Devenir mort, ou légume — pour la paix sociale ?
Je ne sais pas.
Mais même les bêtes, on ne les dresse pas comme ça.
J’étais une bête enragée ?
Et pourtant, je n’ai touché personne.
Les mots, eux, peuvent être des lames de couteaux.
Et j’en avais. Des très tranchants. Rouillés. Infectieux.
C’est interdit, légalement, d’attacher quelqu’un aussi longtemps sans autorisation spéciale.
Mais je doute qu’ils aient respecté la loi.
Et même quand on juge une hospitalisation sous contrainte, tout est validé *a posteriori*.
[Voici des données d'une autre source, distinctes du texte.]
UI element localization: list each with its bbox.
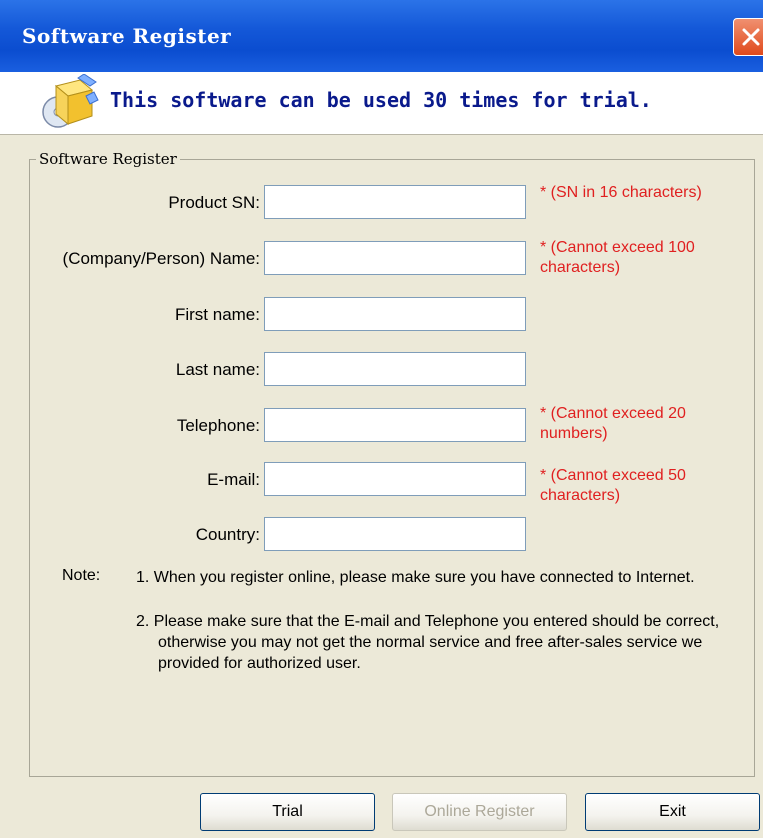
telephone-hint: * (Cannot exceed 20 numbers) <box>540 405 686 442</box>
first-name-input[interactable] <box>264 297 526 331</box>
country-label: Country: <box>195 525 260 544</box>
note-label: Note: <box>62 567 101 584</box>
product-sn-label: Product SN: <box>168 193 260 212</box>
country-input[interactable] <box>264 517 526 551</box>
close-icon <box>742 28 760 46</box>
exit-button[interactable]: Exit <box>585 793 760 831</box>
window-title: Software Register <box>22 24 232 48</box>
software-box-cd-icon <box>42 74 99 128</box>
product-sn-hint: * (SN in 16 characters) <box>540 184 702 201</box>
email-input[interactable] <box>264 462 526 496</box>
first-name-label: First name: <box>174 305 260 324</box>
trial-message: This software can be used 30 times for t… <box>110 88 652 112</box>
name-label: (Company/Person) Name: <box>62 249 260 268</box>
online-register-button[interactable]: Online Register <box>392 793 567 831</box>
telephone-label: Telephone: <box>176 416 260 435</box>
title-bar[interactable]: Software Register <box>0 0 763 72</box>
name-hint: * (Cannot exceed 100 characters) <box>540 239 695 276</box>
product-sn-input[interactable] <box>264 185 526 219</box>
email-hint: * (Cannot exceed 50 characters) <box>540 467 686 504</box>
header-area: This software can be used 30 times for t… <box>0 72 763 135</box>
note-item-1: 1. When you register online, please make… <box>136 569 695 586</box>
email-label: E-mail: <box>207 470 260 489</box>
last-name-label: Last name: <box>175 360 260 379</box>
groupbox-title: Software Register <box>36 150 180 168</box>
note-item-2: 2. Please make sure that the E-mail and … <box>136 613 720 672</box>
name-input[interactable] <box>264 241 526 275</box>
close-button[interactable] <box>733 18 763 56</box>
last-name-input[interactable] <box>264 352 526 386</box>
trial-button[interactable]: Trial <box>200 793 375 831</box>
telephone-input[interactable] <box>264 408 526 442</box>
Le juge ne conteste pas l’ordre médical.
Ils ont tous les droits. Même celui de torturer.
Une pièce capitonnée aurait suffi.
Pas besoin de m’attacher ainsi.
De me laisser uriner et déféquer sur moi-même.
De me laisser suffoquer, les membres écartés en croix.
Quelle humiliation. Quelle douleur.
J’aurais voulu…
…garder la notion du temps.
…pouvoir parler.
…m’entendre être contredit. Une communication, une opposition pour apaiser mes délires et les contrecarrer.
Juste un peu plus d’humanité, de logique et de douceur.
Et ce séjour de trente jours — dont trois attaché — a coûté plus de 30 000 euros à la Sécurité sociale.
On m’a même réclamé 300 euros.
Alors que j’étais hospitalisé sous contrainte.
Et — redisons-le — torturé.
Pour ce prix-là, j’ai vu un psychiatre deux fois par semaine.
Un psychologue, une fois.
Et j’ai mal mangé.
Avec ces moyens, on pourrait faire mieux.
Tellement mieux.
S’il vous plaît, les soignants…
Une pièce capitonnée.
Un peu de musique douce.
Des mots tendres.
Même en plein délire, il reste une part d’humanité.
Qu’avez-vous fait de moi ?
Aujourd’hui encore, je me vois comme ce monstre qu’on a attaché.
Même en « rémission complète », comme dit mon psychiatre.
Je garde la cicatrice de cet épisode.
Pas de reconnaissance.
Pas de réparation.
Juste peut-être… ce texte, en témoignage.
Moi, j’ai cette mémoire. Brûlante. Indélébile.
Je ne sais pas quoi faire de cette souffrance.
Elle me suit partout.
Je n’ai plus d’estime pour moi-même.
On m’a jeté aux ordures. Déshumanisé.
Où est passé l’enfant que j’étais, avec tous ses futurs possibles ?
Je ne rêve plus de vivre.
Je rêve juste… de survivre.
Et de ne plus jamais être attaché.
De ne plus jamais perdre la tête.
Un peu de confort, dans une vie qui n’a plus de sens.
Mais peut-être qu’à trop chercher la paix, la raison, le calme…
…l’ennui…
…je risque de ne plus jamais prendre le risque de vivre vraiment.
J’espère que je n’ai pas déjà, à 40 ans, perdu la partie.